BeatBullying
- Founded: 1999
- Founder: Emma-Jane Cross
- Key people: Emma-Jane Cross
- Affiliations: Anti-Bullying Alliance
- Website: Archived October 11, 2014, at the Wayback Machine

= BeatBullying =

Anti-bullying charity

BeatBullying was an international charity aiming to empower young people to lead anti-bullying campaigns in their schools and local communities, and to build the capacity of local communities to sustain the work. BeatBullying devised bullying prevention strategies for young people by young people, focusing on "peer to peer" education and empowering young people to take action against incidents of bullying and help others combat the problem, both online and off.

In schools where BeatBullying has worked, their internal evaluation suggests that incidents of bullying have been reduced by an average of 39%.

BeatBullying suspended services in October 2014.

== History ==
BeatBullying was established in 1999 by its current CEO Emma-Jane Cross and became a registered charity in 2002. In 2009 it launched the Beatbullying website, an online peer mentoring service for 11- to 18-year-olds delivered via a social networking site. BeatBullying has worked directly and indirectly with 700,000+ young people over the last five years across the UK. 2013 saw the launch of MindFull, a mental health support site offering free counseling and peer support to people aged 11–17.

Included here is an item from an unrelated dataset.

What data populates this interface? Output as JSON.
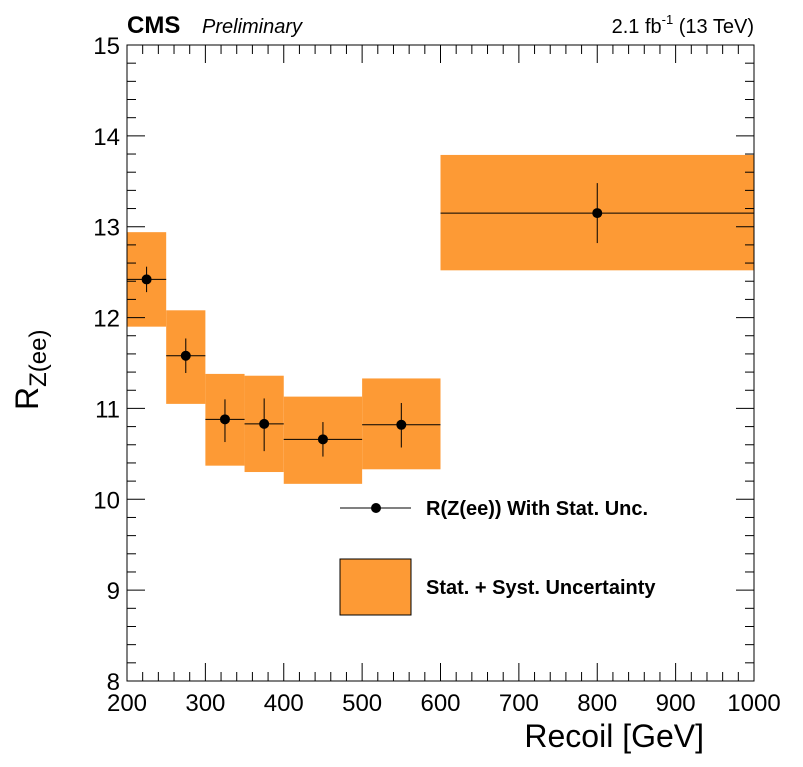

In October 2014, BeatBullying and MindFull suspended services and were placed in administration due to financial difficulties.

== Activities ==
BeatBullying used a range of techniques to deliver its bullying prevention model and engage with young people. As well as the core BB Mentoring that took place in schools, the charity provided an online social networking and mentoring service through the www.beatbullying.org website where young people mentored other young people about bullying and issues surrounding bullying and had access to specialist counsellors online.

== Campaigns and policy work ==
BeatBullying campaigned to shape attitudes and change behaviour relative both to on and offline bullying. It ran regular media campaigns including "The Big March", a digital demonstration where instead of streets, the public was invited to sign up, create their own BeatBullying Big March avatar and march across global websites for the right of children and young people across the world to be able to live without fear of bullying and cyberbullying. The march was to end with BeatBullying delivering an e-petition to the European Commission, both online, and in Brussels. In 2014, The Big March was supported and joined by celebrities like Aston Merrygold, Little Mix and Jamie Laing from Made in Chelsea.

“click bullying into touch” was a campaign in conjunction with the now-defunct British tabloid newspaper, News of the World.

BeatBullying also worked with government and industry groups via taskforces such as UKCCIS to advise on bullying and to encourage changes in industry practice.